Выйдя на улицу, он пошёл бесцельно вперёд. Он ничего не искал, ни на что не надеялся. Он давно уже пережил то жгучее время бедности, когда мечтаешь найти на улице бумажник с деньгами или получить внезапно наследство от неизвестного троюродного дядюшки. Теперь им овладело неудержимое желание бежать куда попало, бежать без оглядки, чтобы только не видеть молчаливого отчаяния голодной семьи.
Просить милостыни? Он уже попробовал это средство сегодня два раза. Но в первый раз какой-то господин в енотовой шубе прочёл ему наставление, что надо работать, а не клянчить, а во второй – его обещали отправить в полицию.
Незаметно для себя Мерцалов очутился в центре города, у ограды густого общественного сада. Так как ему пришлось всё время идти в гору, то он запыхался и почувствовал усталость. Машинально он свернул в калитку и, пройдя длинную аллею лип, занесённых снегом, опустился на низкую садовую скамейку.
Тут было тихо и торжественно. Деревья, окутанные в свои белые ризы, дремали в неподвижном величии. Иногда с верхней ветки срывался кусочек снега, и слышно было, как он шуршал, падая и цепляясь за другие ветви. Глубокая тишина и великое спокойствие, сторожившие сад, вдруг пробудили в истерзанной душе Мерцалова нестерпимую жажду такого же спокойствия, такой же тишины.
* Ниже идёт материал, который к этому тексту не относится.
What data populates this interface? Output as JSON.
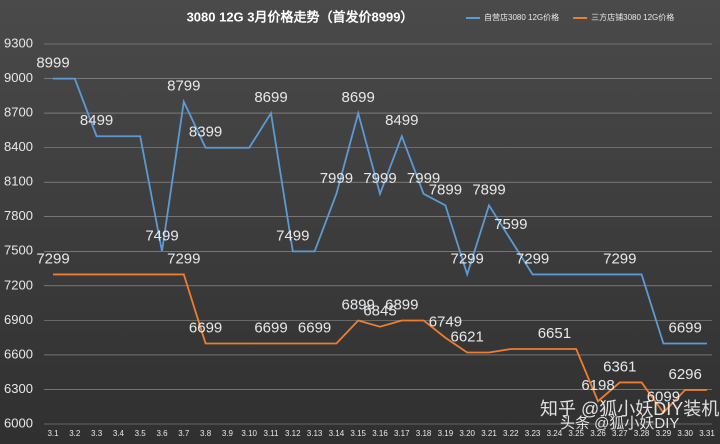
{
  "chart_data": {
    "type": "line",
    "title": "3080 12G 3月价格走势（首发价8999）",
    "categories": [
      "3.1",
      "3.2",
      "3.3",
      "3.4",
      "3.5",
      "3.6",
      "3.7",
      "3.8",
      "3.9",
      "3.10",
      "3.11",
      "3.12",
      "3.13",
      "3.14",
      "3.15",
      "3.16",
      "3.17",
      "3.18",
      "3.19",
      "3.20",
      "3.21",
      "3.22",
      "3.23",
      "3.24",
      "3.25",
      "3.26",
      "3.27",
      "3.28",
      "3.29",
      "3.30",
      "3.31"
    ],
    "series": [
      {
        "name": "自营店3080 12G价格",
        "color": "#5b9bd5",
        "values": [
          8999,
          8999,
          8499,
          8499,
          8499,
          7499,
          8799,
          8399,
          8399,
          8399,
          8699,
          7499,
          7499,
          7999,
          8699,
          7999,
          8499,
          7999,
          7899,
          7299,
          7899,
          7599,
          7299,
          7299,
          7299,
          7299,
          7299,
          7299,
          6699,
          6699,
          6699
        ],
        "value_labels": [
          "8999",
          null,
          "8499",
          null,
          null,
          "7499",
          "8799",
          "8399",
          null,
          null,
          "8699",
          "7499",
          null,
          "7999",
          "8699",
          "7999",
          "8499",
          "7999",
          "7899",
          "7299",
          "7899",
          "7599",
          "7299",
          null,
          null,
          null,
          "7299",
          null,
          null,
          "6699",
          null
        ]
      },
      {
        "name": "三方店铺3080 12G价格",
        "color": "#ed7d31",
        "values": [
          7299,
          7299,
          7299,
          7299,
          7299,
          7299,
          7299,
          6699,
          6699,
          6699,
          6699,
          6699,
          6699,
          6699,
          6899,
          6845,
          6899,
          6899,
          6749,
          6621,
          6621,
          6651,
          6651,
          6651,
          6651,
          6198,
          6361,
          6361,
          6099,
          6296,
          6296
        ],
        "value_labels": [
          "7299",
          null,
          null,
          null,
          null,
          null,
          "7299",
          "6699",
          null,
          null,
          "6699",
          null,
          "6699",
          null,
          "6899",
          "6845",
          "6899",
          null,
          "6749",
          "6621",
          null,
          null,
          null,
          "6651",
          null,
          "6198",
          "6361",
          null,
          "6099",
          "6296",
          null
        ]
      }
    ],
    "ylim": [
      6000,
      9300
    ],
    "yticks": [
      6000,
      6300,
      6600,
      6900,
      7200,
      7500,
      7800,
      8100,
      8400,
      8700,
      9000,
      9300
    ],
    "grid": true,
    "legend": "top-right",
    "watermarks": [
      "知乎 @狐小妖DIY装机",
      "头条 @狐小妖DIY"
    ]
  }
}
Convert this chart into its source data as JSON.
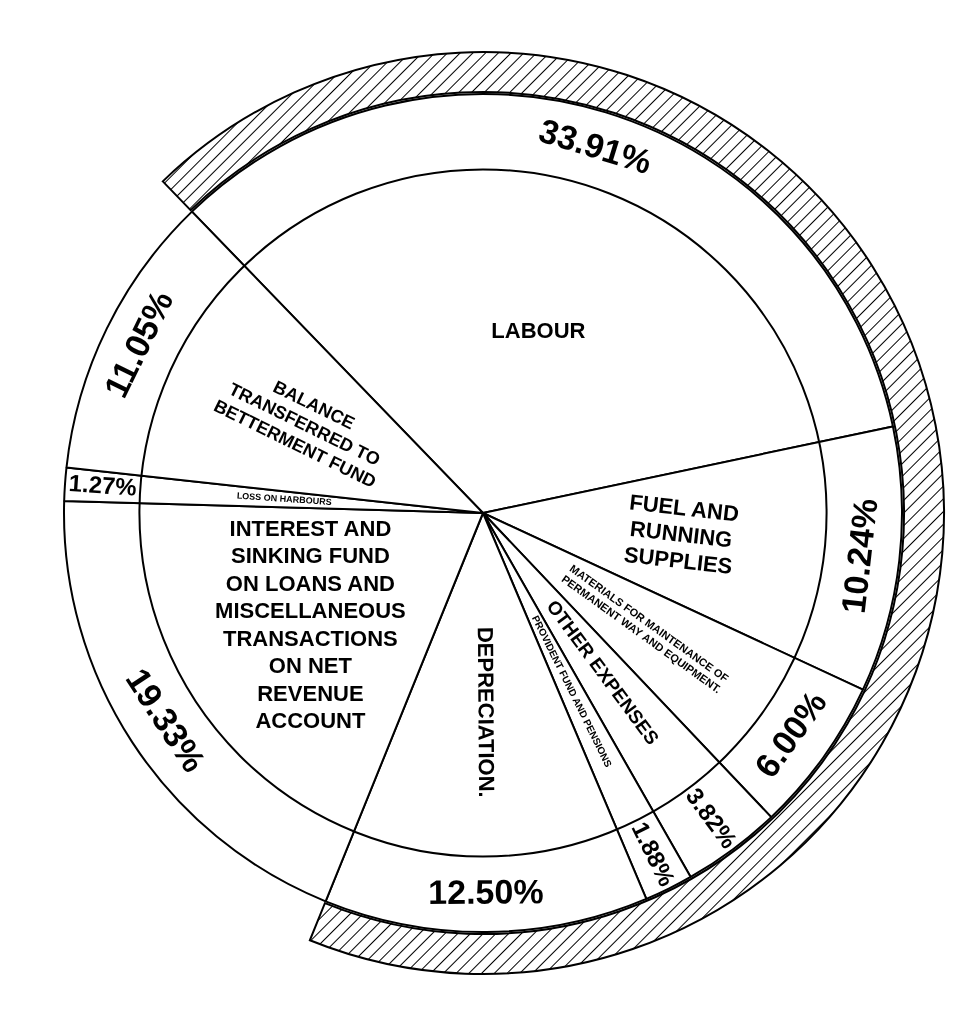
{
  "chart_data": {
    "type": "pie",
    "categories": [
      "LABOUR",
      "FUEL AND RUNNING SUPPLIES",
      "MATERIALS FOR MAINTENANCE OF PERMANENT WAY AND EQUIPMENT.",
      "OTHER EXPENSES",
      "PROVIDENT FUND AND PENSIONS",
      "DEPRECIATION.",
      "INTEREST AND SINKING FUND ON LOANS AND MISCELLANEOUS TRANSACTIONS ON NET REVENUE ACCOUNT",
      "LOSS ON HARBOURS",
      "BALANCE TRANSFERRED TO BETTERMENT FUND"
    ],
    "values": [
      33.91,
      10.24,
      6.0,
      3.82,
      1.88,
      12.5,
      19.33,
      1.27,
      11.05
    ],
    "value_labels": [
      "33.91%",
      "10.24%",
      "6.00%",
      "3.82%",
      "1.88%",
      "12.50%",
      "19.33%",
      "1.27%",
      "11.05%"
    ],
    "colors": [
      "#ffffff",
      "#ffffff",
      "#ffffff",
      "#ffffff",
      "#ffffff",
      "#ffffff",
      "#ffffff",
      "#ffffff",
      "#ffffff"
    ]
  }
}
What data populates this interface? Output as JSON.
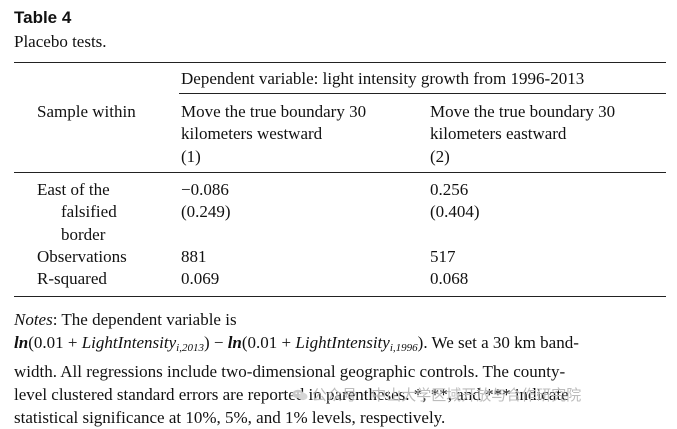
{
  "table": {
    "label": "Table 4",
    "caption": "Placebo tests.",
    "header": {
      "dependent_variable": "Dependent variable: light intensity growth from 1996-2013",
      "row_header": "Sample within",
      "col1_line1": "Move the true boundary 30",
      "col1_line2": "kilometers westward",
      "col1_num": "(1)",
      "col2_line1": "Move the true boundary 30",
      "col2_line2": "kilometers eastward",
      "col2_num": "(2)"
    },
    "rows": {
      "east": {
        "label_line1": "East of the",
        "label_line2": "falsified",
        "label_line3": "border",
        "col1_coef": "−0.086",
        "col1_se": "(0.249)",
        "col2_coef": "0.256",
        "col2_se": "(0.404)"
      },
      "observations": {
        "label": "Observations",
        "col1": "881",
        "col2": "517"
      },
      "rsquared": {
        "label": "R-squared",
        "col1": "0.069",
        "col2": "0.068"
      }
    }
  },
  "notes": {
    "label": "Notes",
    "colon": ":",
    "w1": "The",
    "w2": "dependent",
    "w3": "variable",
    "w4": "is",
    "eq_ln1": "ln",
    "eq_open1": "(0.01 + ",
    "eq_var1": "LightIntensity",
    "eq_sub1": "i,2013",
    "eq_close1": ") − ",
    "eq_ln2": "ln",
    "eq_open2": "(0.01 + ",
    "eq_var2": "LightIntensity",
    "eq_sub2": "i,1996",
    "eq_close2": ").",
    "line2_rest": " We set a 30 km band-",
    "line3": "width. All regressions include two-dimensional geographic controls. The county-",
    "line4": "level clustered standard errors are reported in parentheses. *, **, and *** indicate",
    "line5": "statistical significance at 10%, 5%, and 1% levels, respectively."
  },
  "watermark": {
    "text": "公众号 · 中山大学区域开放与合作研究院",
    "icon": "wechat-icon"
  }
}
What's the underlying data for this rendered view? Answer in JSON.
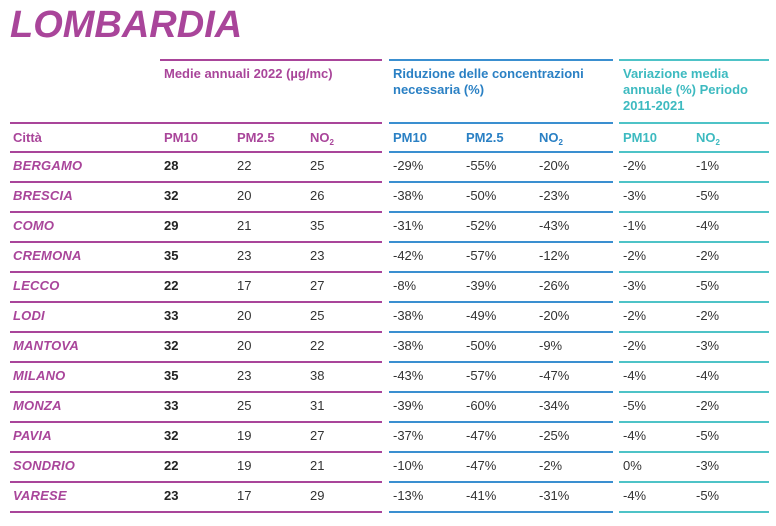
{
  "title": "LOMBARDIA",
  "groups": {
    "annual": "Medie annuali 2022 (µg/mc)",
    "reduction": "Riduzione delle concentrazioni necessaria (%)",
    "variation": "Variazione media annuale (%) Periodo 2011-2021"
  },
  "columns": {
    "city": "Città",
    "pm10": "PM10",
    "pm25": "PM2.5",
    "no2_base": "NO",
    "no2_sub": "2"
  },
  "rows": [
    {
      "city": "BERGAMO",
      "pm10": "28",
      "pm25": "22",
      "no2": "25",
      "red_pm10": "-29%",
      "red_pm25": "-55%",
      "red_no2": "-20%",
      "var_pm10": "-2%",
      "var_no2": "-1%"
    },
    {
      "city": "BRESCIA",
      "pm10": "32",
      "pm25": "20",
      "no2": "26",
      "red_pm10": "-38%",
      "red_pm25": "-50%",
      "red_no2": "-23%",
      "var_pm10": "-3%",
      "var_no2": "-5%"
    },
    {
      "city": "COMO",
      "pm10": "29",
      "pm25": "21",
      "no2": "35",
      "red_pm10": "-31%",
      "red_pm25": "-52%",
      "red_no2": "-43%",
      "var_pm10": "-1%",
      "var_no2": "-4%"
    },
    {
      "city": "CREMONA",
      "pm10": "35",
      "pm25": "23",
      "no2": "23",
      "red_pm10": "-42%",
      "red_pm25": "-57%",
      "red_no2": "-12%",
      "var_pm10": "-2%",
      "var_no2": "-2%"
    },
    {
      "city": "LECCO",
      "pm10": "22",
      "pm25": "17",
      "no2": "27",
      "red_pm10": "-8%",
      "red_pm25": "-39%",
      "red_no2": "-26%",
      "var_pm10": "-3%",
      "var_no2": "-5%"
    },
    {
      "city": "LODI",
      "pm10": "33",
      "pm25": "20",
      "no2": "25",
      "red_pm10": "-38%",
      "red_pm25": "-49%",
      "red_no2": "-20%",
      "var_pm10": "-2%",
      "var_no2": "-2%"
    },
    {
      "city": "MANTOVA",
      "pm10": "32",
      "pm25": "20",
      "no2": "22",
      "red_pm10": "-38%",
      "red_pm25": "-50%",
      "red_no2": "-9%",
      "var_pm10": "-2%",
      "var_no2": "-3%"
    },
    {
      "city": "MILANO",
      "pm10": "35",
      "pm25": "23",
      "no2": "38",
      "red_pm10": "-43%",
      "red_pm25": "-57%",
      "red_no2": "-47%",
      "var_pm10": "-4%",
      "var_no2": "-4%"
    },
    {
      "city": "MONZA",
      "pm10": "33",
      "pm25": "25",
      "no2": "31",
      "red_pm10": "-39%",
      "red_pm25": "-60%",
      "red_no2": "-34%",
      "var_pm10": "-5%",
      "var_no2": "-2%"
    },
    {
      "city": "PAVIA",
      "pm10": "32",
      "pm25": "19",
      "no2": "27",
      "red_pm10": "-37%",
      "red_pm25": "-47%",
      "red_no2": "-25%",
      "var_pm10": "-4%",
      "var_no2": "-5%"
    },
    {
      "city": "SONDRIO",
      "pm10": "22",
      "pm25": "19",
      "no2": "21",
      "red_pm10": "-10%",
      "red_pm25": "-47%",
      "red_no2": "-2%",
      "var_pm10": "0%",
      "var_no2": "-3%"
    },
    {
      "city": "VARESE",
      "pm10": "23",
      "pm25": "17",
      "no2": "29",
      "red_pm10": "-13%",
      "red_pm25": "-41%",
      "red_no2": "-31%",
      "var_pm10": "-4%",
      "var_no2": "-5%"
    }
  ],
  "colors": {
    "magenta": "#a9459a",
    "blue": "#2a80c4",
    "teal": "#3dbac0"
  }
}
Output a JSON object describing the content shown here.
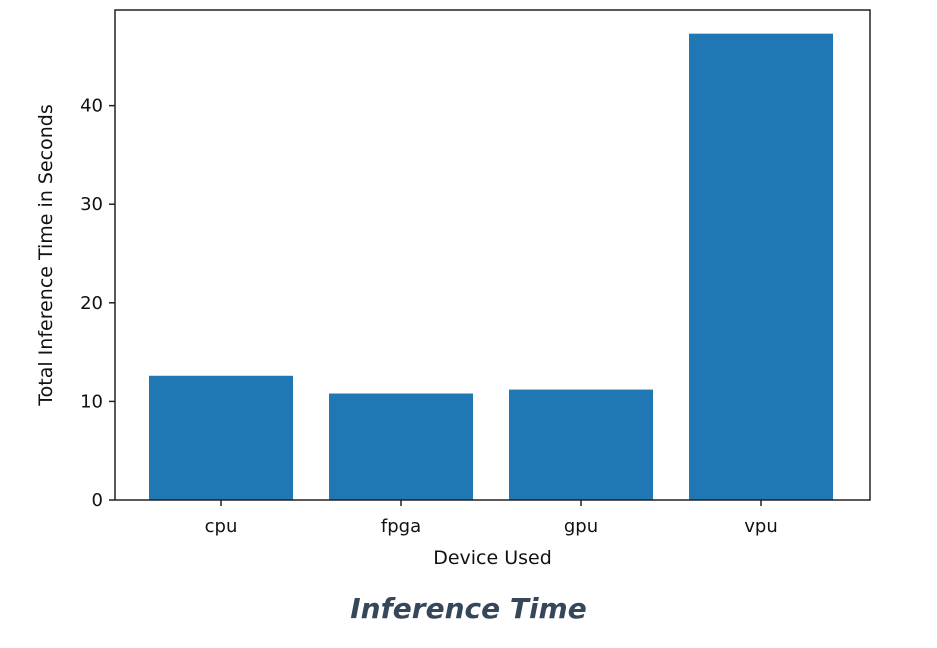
{
  "caption": "Inference Time",
  "colors": {
    "bar": "#1f77b4",
    "axis": "#222222",
    "caption": "#36475a"
  },
  "chart_data": {
    "type": "bar",
    "categories": [
      "cpu",
      "fpga",
      "gpu",
      "vpu"
    ],
    "values": [
      12.6,
      10.8,
      11.2,
      47.3
    ],
    "title": "",
    "xlabel": "Device Used",
    "ylabel": "Total Inference Time in Seconds",
    "ylim": [
      0,
      49.7
    ],
    "yticks": [
      0,
      10,
      20,
      30,
      40
    ],
    "grid": false,
    "legend": "none"
  }
}
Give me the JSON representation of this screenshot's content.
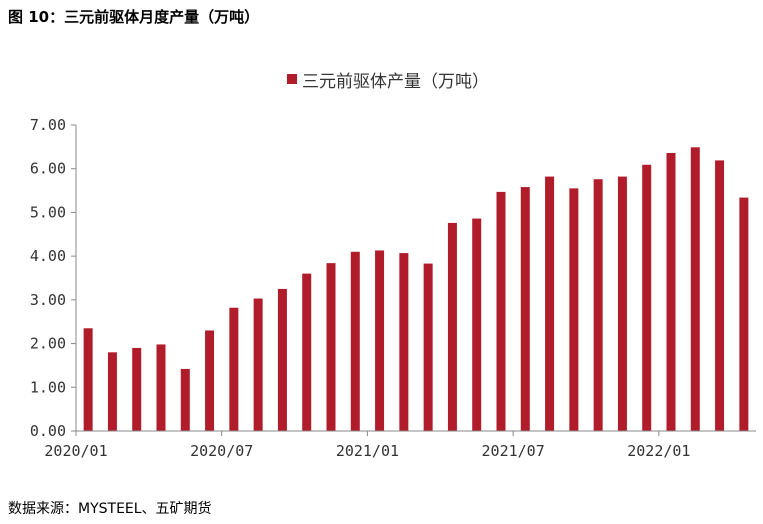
{
  "figure": {
    "title": "图 10：三元前驱体月度产量（万吨）",
    "source": "数据来源：MYSTEEL、五矿期货"
  },
  "chart_data": {
    "type": "bar",
    "legend": {
      "label": "三元前驱体产量（万吨）",
      "position": "top-center"
    },
    "color": "#b01c2a",
    "categories": [
      "2020/01",
      "2020/02",
      "2020/03",
      "2020/04",
      "2020/05",
      "2020/06",
      "2020/07",
      "2020/08",
      "2020/09",
      "2020/10",
      "2020/11",
      "2020/12",
      "2021/01",
      "2021/02",
      "2021/03",
      "2021/04",
      "2021/05",
      "2021/06",
      "2021/07",
      "2021/08",
      "2021/09",
      "2021/10",
      "2021/11",
      "2021/12",
      "2022/01",
      "2022/02",
      "2022/03",
      "2022/04"
    ],
    "values": [
      2.35,
      1.8,
      1.9,
      1.98,
      1.42,
      2.3,
      2.82,
      3.03,
      3.25,
      3.6,
      3.84,
      4.1,
      4.13,
      4.07,
      3.83,
      4.76,
      4.86,
      5.47,
      5.58,
      5.82,
      5.55,
      5.76,
      5.82,
      6.09,
      6.36,
      6.49,
      6.19,
      5.34
    ],
    "x_tick_labels": [
      "2020/01",
      "2020/07",
      "2021/01",
      "2021/07",
      "2022/01"
    ],
    "y_tick_labels": [
      "0.00",
      "1.00",
      "2.00",
      "3.00",
      "4.00",
      "5.00",
      "6.00",
      "7.00"
    ],
    "ylim": [
      0,
      7
    ],
    "grid": false
  }
}
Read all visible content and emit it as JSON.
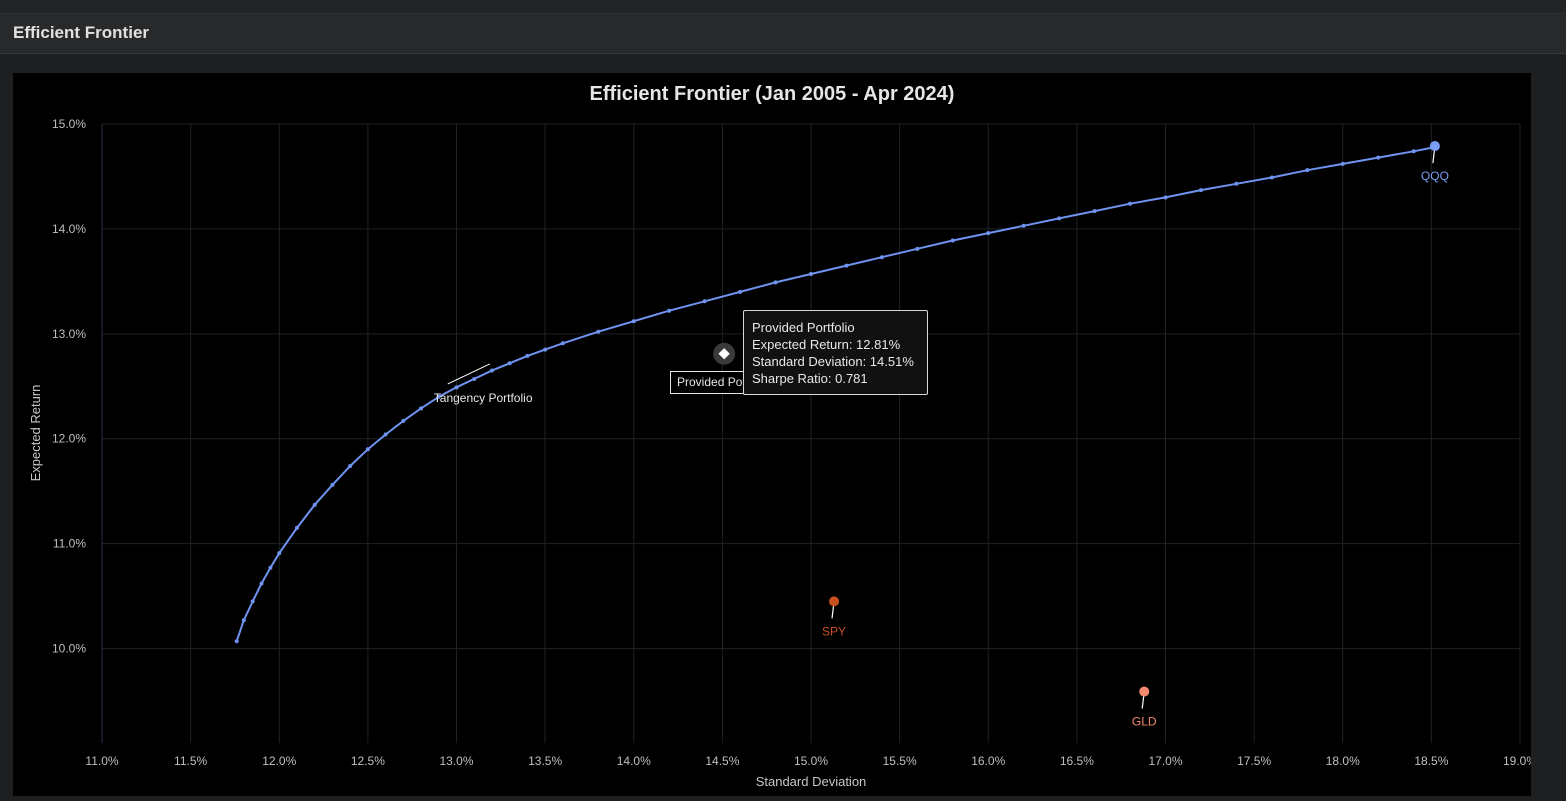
{
  "panel": {
    "title": "Efficient Frontier"
  },
  "tooltip": {
    "title": "Provided Portfolio",
    "expected_return": "Expected Return: 12.81%",
    "std_dev": "Standard Deviation: 14.51%",
    "sharpe": "Sharpe Ratio: 0.781"
  },
  "hover_label": "Provided Portfolio",
  "colors": {
    "frontier": "#6f93f0",
    "qqq": "#7b9ef5",
    "spy": "#c8501c",
    "gld": "#f3896f",
    "grid": "#1e2226",
    "background": "#000000"
  },
  "chart_data": {
    "type": "scatter",
    "title": "Efficient Frontier (Jan 2005 - Apr 2024)",
    "xlabel": "Standard Deviation",
    "ylabel": "Expected Return",
    "xlim": [
      11.0,
      19.0
    ],
    "ylim": [
      9.1,
      15.0
    ],
    "x_ticks": [
      11.0,
      11.5,
      12.0,
      12.5,
      13.0,
      13.5,
      14.0,
      14.5,
      15.0,
      15.5,
      16.0,
      16.5,
      17.0,
      17.5,
      18.0,
      18.5,
      19.0
    ],
    "x_tick_labels": [
      "11.0%",
      "11.5%",
      "12.0%",
      "12.5%",
      "13.0%",
      "13.5%",
      "14.0%",
      "14.5%",
      "15.0%",
      "15.5%",
      "16.0%",
      "16.5%",
      "17.0%",
      "17.5%",
      "18.0%",
      "18.5%",
      "19.0%"
    ],
    "y_ticks": [
      10.0,
      11.0,
      12.0,
      13.0,
      14.0,
      15.0
    ],
    "y_tick_labels": [
      "10.0%",
      "11.0%",
      "12.0%",
      "13.0%",
      "14.0%",
      "15.0%"
    ],
    "grid": true,
    "frontier": {
      "x": [
        11.76,
        11.8,
        11.85,
        11.9,
        11.95,
        12.0,
        12.1,
        12.2,
        12.3,
        12.4,
        12.5,
        12.6,
        12.7,
        12.8,
        12.9,
        13.0,
        13.1,
        13.2,
        13.3,
        13.4,
        13.5,
        13.6,
        13.8,
        14.0,
        14.2,
        14.4,
        14.6,
        14.8,
        15.0,
        15.2,
        15.4,
        15.6,
        15.8,
        16.0,
        16.2,
        16.4,
        16.6,
        16.8,
        17.0,
        17.2,
        17.4,
        17.6,
        17.8,
        18.0,
        18.2,
        18.4,
        18.52
      ],
      "y": [
        10.07,
        10.27,
        10.45,
        10.62,
        10.77,
        10.91,
        11.15,
        11.37,
        11.56,
        11.74,
        11.9,
        12.04,
        12.17,
        12.29,
        12.4,
        12.49,
        12.57,
        12.65,
        12.72,
        12.79,
        12.85,
        12.91,
        13.02,
        13.12,
        13.22,
        13.31,
        13.4,
        13.49,
        13.57,
        13.65,
        13.73,
        13.81,
        13.89,
        13.96,
        14.03,
        14.1,
        14.17,
        14.24,
        14.3,
        14.37,
        14.43,
        14.49,
        14.56,
        14.62,
        14.68,
        14.74,
        14.78
      ]
    },
    "assets": [
      {
        "name": "QQQ",
        "x": 18.52,
        "y": 14.79
      },
      {
        "name": "SPY",
        "x": 15.13,
        "y": 10.45
      },
      {
        "name": "GLD",
        "x": 16.88,
        "y": 9.59
      }
    ],
    "tangency": {
      "label": "Tangency Portfolio",
      "x": 13.12,
      "y": 12.57
    },
    "provided": {
      "name": "Provided Portfolio",
      "x": 14.51,
      "y": 12.81
    }
  }
}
«Вот лечь бы и заснуть, – думал он, – и забыть о жене, о голодных детях, о больной Машутке». Просунув руку под жилет, Мерцалов нащупал довольно толстую верёвку, служившую ему поясом. Мысль о самоубийстве совершенно ясно встала в его голове. Но он не ужаснулся этой мысли, ни на мгновение не содрогнулся перед мраком неизвестного.
«Чем погибать медленно, так не лучше ли избрать более краткий путь?» Он уже хотел встать, чтобы исполнить своё страшное намерение, но в это время в конце аллеи послышался скрип шагов, отчётливо раздавшийся в морозном воздухе. Мерцалов с озлоблением обернулся в эту сторону. Кто-то шёл по аллее. Сначала был виден огонёк то вспыхивающей, то потухавшей сигары. Потом Мерцалов мало-помалу мог разглядеть старика небольшого роста, в тёплой шапке, меховом пальто и высоких калошах. Поравнявшись со скамейкой, незнакомец вдруг круто повернул в сторону Мерцалова и, слегка дотрагиваясь до шапки, спросил:
– Вы позволите здесь присесть?
Мерцалов умышленно резко отвернулся от незнакомца и подвинулся к краю скамейки. Минут пять прошло в обоюдном молчании, в продолжение которого незнакомец курил сигару и (Мерцалов это чувствовал) искоса наблюдал за своим соседом.